Girls feeling inadequate if they aren’t asked to prom, is an unjustifiable shot to their self-esteem, and a basic tenet of prom-society that should never be condoned.
Buying expensive dresses, especially when we will probably never wear them again in our lives, is a waste of money.
At the end of the day, you’ll find me at my prom, wearing a relatively expensive dress. I’ll look fancy with my manicure and I can’t deny the fact that I’m excited.
Senior prom is, you guessed it, a tradition at my school that’s been hyped up; people who omit the experience are encouraged to go because “it’s senior year! You hafta go to prom!”
The students at my school sometimes attend another fancy dance called PDC (Pre-Debutante Cotillion), that’s kind of like Sadie Hawkens, where the girl asks the boy.
I’ve gone a few times, but my problem aligns not in those who run the whole shebang, but rather, the concept of PDC itself.
It’s a tradition because it’s tradition. Circular logic, do you see?
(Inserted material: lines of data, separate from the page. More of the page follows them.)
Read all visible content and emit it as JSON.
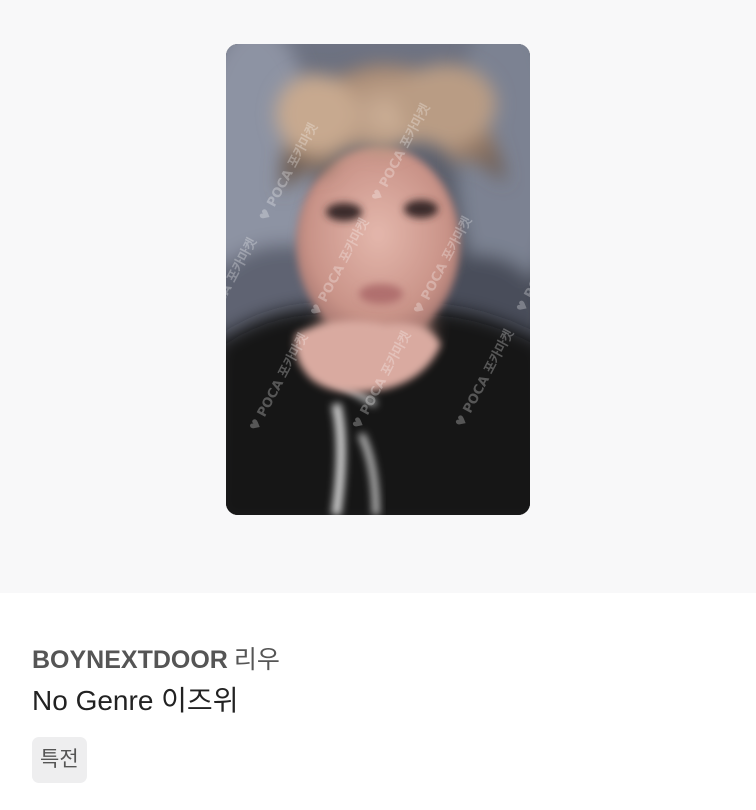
{
  "product": {
    "image_alt": "photocard",
    "watermark_text": "POCA 포카마켓",
    "artist_group": "BOYNEXTDOOR",
    "member_name": "리우",
    "album_name": "No Genre 이즈위",
    "badge_label": "특전"
  }
}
The notion reminds me of Shirley Jackson’s “The Lottery,” in which a community follows a devastatingly outdated tradition.
No one knows why it happens; it continues simply because no one has the audacity to challenge its only justification, that it’s been this way in the past, so it should be this way in the future.
PDC isn’t nearly as bad, but a similar frustration emerges because the dance itself only allows girls to bring boys, conforming to a certain style of dance, with everyone bringing along their own version of pomposity that is truly unprecedented in all of my high school years.
I’ve always felt pressured to go; someone asked me why I was going, and I said, “………because it’s PDC.”
But I’m happy that people are starting to shake their heads in disapproval, refusing to condone what is nothing more than an outdated tradition.
The bottom line is that people should be encouraged to do whatever the hell they want as long as they don’t construct some cultural myth about being alienated for not going.
People who go to prom, please enjoy yourselves. Same goes to you, PDC attendees.
I’m not attacking the idea of prom, or PDC itself, just the way that it’s become a big bad monster on the heels of those who decide not to go.
Thank you Connor for this song:
I read this post and had a good laugh, it seems “The Prom” hasn’t changed (structure) in the 46 years since I attended. The year I attended was 1968 and the guys treated the prom as their last chance to have sex before getting pulled into the Vietnam war.
Wow…that’s a really interesting way to approach it. It’s not nearly as dramatic today!